Question: how does PayPal make its money? As a user I’m not charged, right? Then who is charged?
“PayPal never charges customers for their purchases. PayPal charges merchant fees from the merchant or the person who receives the money. It is possible to send money to PayPal accounts outside of Nigeria (in countries where PayPal accounts can receive funds). In that case, the sender can determine who would pay the fee. It is done within a user’s PayPal account for each transaction.”
What can you do with your PayPal account once you open it?
If you open a PayPal account in Nigeria today, please note that the only things you can do is to buy from online stores that have already integrated PayPal—like Uber, eBay and the like and PayPal users outside Nigeria that have already been enabled to receive money. You won’t be able to receive money from another PayPal user just yet. You’d have to wait for a later time when PayPal will roll out that feature to the Nigerian market.

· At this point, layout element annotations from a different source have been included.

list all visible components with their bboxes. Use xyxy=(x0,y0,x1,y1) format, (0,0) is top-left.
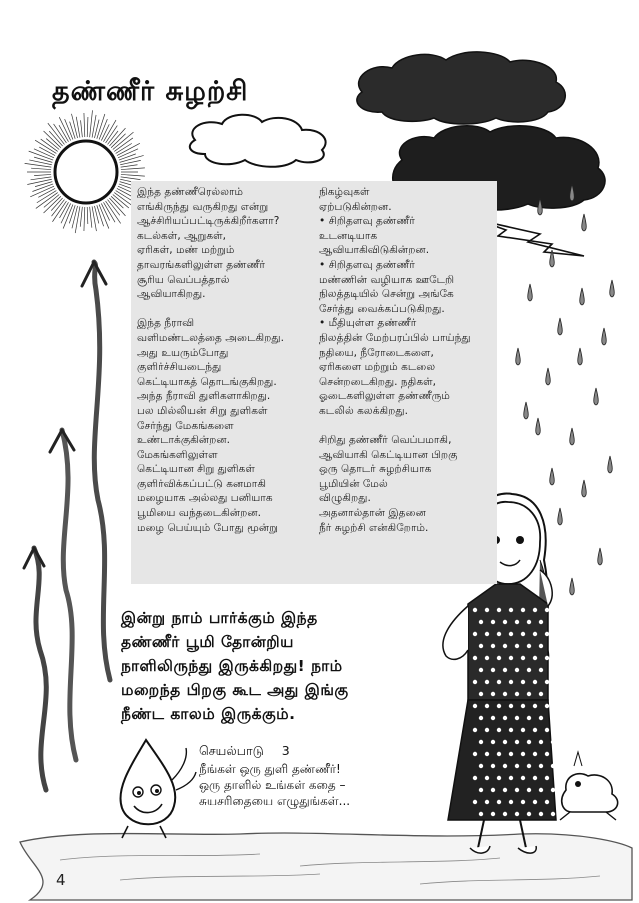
text-line: சேர்த்து வைக்கப்படுகிறது. xyxy=(319,302,445,315)
text-line: ஆவியாகிறது. xyxy=(137,288,206,301)
paragraph xyxy=(319,185,495,419)
text-line: நதியை, நீரோடைகளை, xyxy=(319,346,434,359)
text-line: • சிறிதளவு தண்ணீர் xyxy=(319,258,415,271)
text-line: குளிர்ச்சியடைந்து xyxy=(137,361,222,374)
activity-line: நீங்கள் ஒரு துளி தண்ணீர்! xyxy=(199,762,341,776)
text-line: • மீதியுள்ள தண்ணீர் xyxy=(319,317,417,330)
text-line: பூமியின் மேல் xyxy=(319,477,388,490)
highlight-line: நாளிலிருந்து இருக்கிறது! நாம் xyxy=(121,657,343,675)
text-line: ஏரிகள், மண் மற்றும் xyxy=(137,244,235,257)
text-column-right xyxy=(319,185,495,535)
text-line: ஏரிகளை மற்றும் கடலை xyxy=(319,361,436,374)
text-line: கடலில் கலக்கிறது. xyxy=(319,404,408,417)
text-line: ஆவியாகி கெட்டியான பிறகு xyxy=(319,448,458,461)
activity-label: செயல்பாடு xyxy=(199,743,264,758)
text-line: ஓடைகளிலுள்ள தண்ணீரும் xyxy=(319,390,450,403)
page-number: 4 xyxy=(56,871,66,889)
text-line: கெட்டியாகத் தொடங்குகிறது. xyxy=(137,375,277,388)
text-line: மேகங்களிலுள்ள xyxy=(137,448,218,461)
text-line: நீர் சுழற்சி என்கிறோம். xyxy=(319,521,429,534)
text-line: வளிமண்டலத்தை அடைகிறது. xyxy=(137,331,284,344)
rising-vapour-arrow-icon xyxy=(24,262,110,790)
highlight-line: மறைந்த பிறகு கூட அது இங்கு xyxy=(121,681,349,699)
text-column-left xyxy=(137,185,315,535)
text-line: விழுகிறது. xyxy=(319,492,371,505)
text-line: மழை பெய்யும் போது மூன்று xyxy=(137,521,278,534)
text-line: இந்த தண்ணீரெல்லாம் xyxy=(137,186,244,198)
text-line: ஏற்படுகின்றன. xyxy=(319,200,392,213)
text-line: அந்த நீராவி துளிகளாகிறது. xyxy=(137,390,271,403)
paragraph xyxy=(137,316,315,535)
text-line: ஆச்சிரியப்பட்டிருக்கிறீர்களா? xyxy=(137,215,280,228)
activity-line: ஒரு தாளில் உங்கள் கதை – xyxy=(199,778,346,792)
activity-number: 3 xyxy=(281,743,290,758)
text-line: மழையாக அல்லது பனியாக xyxy=(137,492,273,505)
text-line: ஒரு தொடர் சுழற்சியாக xyxy=(319,463,432,476)
paragraph xyxy=(319,433,495,535)
paragraph xyxy=(137,185,315,302)
highlight-text xyxy=(121,606,421,726)
text-line: தாவரங்களிலுள்ள தண்ணீர் xyxy=(137,258,266,271)
text-line: பூமியை வந்தடைகின்றன. xyxy=(137,507,261,520)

FBN customers get another edge here again. They will be able to move any money from their PayPal balance to their bank account.
Question: if all Nigerian customers can’t receive money into their PayPal account, is the situation different for FBN customers—will they be able to receive money into their PayPal account?
“Unfortunately NG (Nigeria) PayPal accounts cannot receive funds into them yet – that includes FBN customers.”
Nigerian businesses are yet to be invited to the party too—they will have to look on for a while. But, Dobox, a Nigerian online store has already integrated PayPal—they have integrated it long before PayPal set foot into the Nigerian market. I was able to pay for their service with my NG PayPal account.
Dobox is able to do that because they set up their PayPal account outside Nigeria. Another Nigerian company that receive PayPal that I have see is IrokoTV.
There are certain rules about how payment-processing companies in Nigeria should operate. These rules won’t affect PayPal just yet as they’re not banking in Nigeria and don’t receive money in Naira. I am wondering how things will be if a rule by CBN mandates them to do that and if they’ll still be able to store credit card details once they open full operation in Nigeria and started allowing local businesses to receive PayPal as a means of payment online and offline.